I did a thing on Reddit

GOES

  • Time for a E-QiP of paperwork – Can’t log in. Yay! Fixed. Updating, rather than starting from scratch, which is nice
  • Looking at rotation code. Vadim didn’t update. Now he has
  • 2:00 Meeting with Vadim.
    • I think we don’t need to determine the sign of the roatation, since there is a single axis of rotation. Going to see if that helps.

GPT-2 Agents

Book

  • Move all the chimp stuff into it’s own section. Start to bring in other animal behavior?
  • Work on Moby-Dick.
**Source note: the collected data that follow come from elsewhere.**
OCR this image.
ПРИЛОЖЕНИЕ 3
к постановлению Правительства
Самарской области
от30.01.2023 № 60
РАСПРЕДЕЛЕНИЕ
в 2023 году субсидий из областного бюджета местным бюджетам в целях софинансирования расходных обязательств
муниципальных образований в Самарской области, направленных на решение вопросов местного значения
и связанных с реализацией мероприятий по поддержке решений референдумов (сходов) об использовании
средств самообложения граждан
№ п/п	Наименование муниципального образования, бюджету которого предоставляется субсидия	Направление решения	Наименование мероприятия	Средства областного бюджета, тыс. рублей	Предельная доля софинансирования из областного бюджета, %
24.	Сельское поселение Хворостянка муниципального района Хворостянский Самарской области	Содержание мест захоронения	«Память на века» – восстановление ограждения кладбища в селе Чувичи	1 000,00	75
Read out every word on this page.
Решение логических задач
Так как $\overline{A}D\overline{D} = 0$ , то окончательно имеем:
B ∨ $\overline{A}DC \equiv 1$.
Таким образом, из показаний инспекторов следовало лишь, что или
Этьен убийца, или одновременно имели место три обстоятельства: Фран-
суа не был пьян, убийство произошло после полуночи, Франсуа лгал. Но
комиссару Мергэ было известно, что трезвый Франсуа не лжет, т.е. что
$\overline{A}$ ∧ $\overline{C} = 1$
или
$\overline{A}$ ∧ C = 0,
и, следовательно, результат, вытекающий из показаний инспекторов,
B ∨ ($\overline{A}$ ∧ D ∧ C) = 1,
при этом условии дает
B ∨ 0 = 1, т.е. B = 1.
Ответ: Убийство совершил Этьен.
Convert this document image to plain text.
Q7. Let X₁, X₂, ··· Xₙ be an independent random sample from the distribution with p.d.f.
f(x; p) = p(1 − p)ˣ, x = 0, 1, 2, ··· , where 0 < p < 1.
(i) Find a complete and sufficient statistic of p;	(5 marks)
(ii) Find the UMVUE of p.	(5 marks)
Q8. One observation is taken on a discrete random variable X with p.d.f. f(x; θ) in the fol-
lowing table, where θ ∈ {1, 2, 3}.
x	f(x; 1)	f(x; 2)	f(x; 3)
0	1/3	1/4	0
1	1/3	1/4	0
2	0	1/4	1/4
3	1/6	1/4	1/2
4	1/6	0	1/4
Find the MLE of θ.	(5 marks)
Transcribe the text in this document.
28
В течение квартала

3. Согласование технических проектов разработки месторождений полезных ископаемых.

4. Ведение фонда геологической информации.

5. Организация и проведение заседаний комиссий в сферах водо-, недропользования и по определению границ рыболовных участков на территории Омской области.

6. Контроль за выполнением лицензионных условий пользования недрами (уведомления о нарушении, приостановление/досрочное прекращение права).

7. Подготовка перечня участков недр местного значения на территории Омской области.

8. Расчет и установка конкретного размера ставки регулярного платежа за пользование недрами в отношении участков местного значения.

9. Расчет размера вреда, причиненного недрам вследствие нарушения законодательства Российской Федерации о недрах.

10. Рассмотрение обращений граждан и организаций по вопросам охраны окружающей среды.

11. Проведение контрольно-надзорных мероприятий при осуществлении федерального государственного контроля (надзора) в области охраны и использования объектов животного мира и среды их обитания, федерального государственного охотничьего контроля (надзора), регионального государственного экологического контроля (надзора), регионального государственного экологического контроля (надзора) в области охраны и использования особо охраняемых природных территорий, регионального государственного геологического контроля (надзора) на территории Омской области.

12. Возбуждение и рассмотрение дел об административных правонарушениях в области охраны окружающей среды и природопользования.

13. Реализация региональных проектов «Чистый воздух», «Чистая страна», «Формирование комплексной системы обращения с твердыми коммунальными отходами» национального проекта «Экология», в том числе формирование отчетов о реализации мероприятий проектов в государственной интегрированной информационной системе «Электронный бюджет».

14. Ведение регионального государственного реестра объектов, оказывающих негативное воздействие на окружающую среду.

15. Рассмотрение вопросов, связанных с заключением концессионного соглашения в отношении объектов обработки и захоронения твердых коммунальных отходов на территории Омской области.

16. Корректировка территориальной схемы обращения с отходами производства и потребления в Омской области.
Found a nice summary here: sparknotes.com/lit/mobydick

#COVID

  • 3:00 Meeting to go over results and figure out what to do next
    • Went over a lot. I also tried a tweet as the prompt, and it generated very specific, diverging results. I think this is a good mechanism. It could even be that we search through the original corpora to find tweets that reflect what we are interested in, and use those as probes. Uploaded a lot to the shared folder
    • Next meeting is on Nov 3rd (cue ominous music) to discuss next steps

Phil 10.23.20

This never stops being horrible

https://public.flourish.studio/visualisation/3603910/

Book

  • Still spending a lot of on chimpanzee behavior. Writing more about how alliance-building works and starting to set up (finally!) Moby-Dick
  • 4:00 Meeting with Michelle

GOES

  • Got my E-QIP number. Time for a lot of paperwork
  • 10:00 Meeting with Vadim. Good progress, but we’re not *quite* there yet. More on Monday
  • 1:30 Fingerprinting. Leave at 12:30? Done!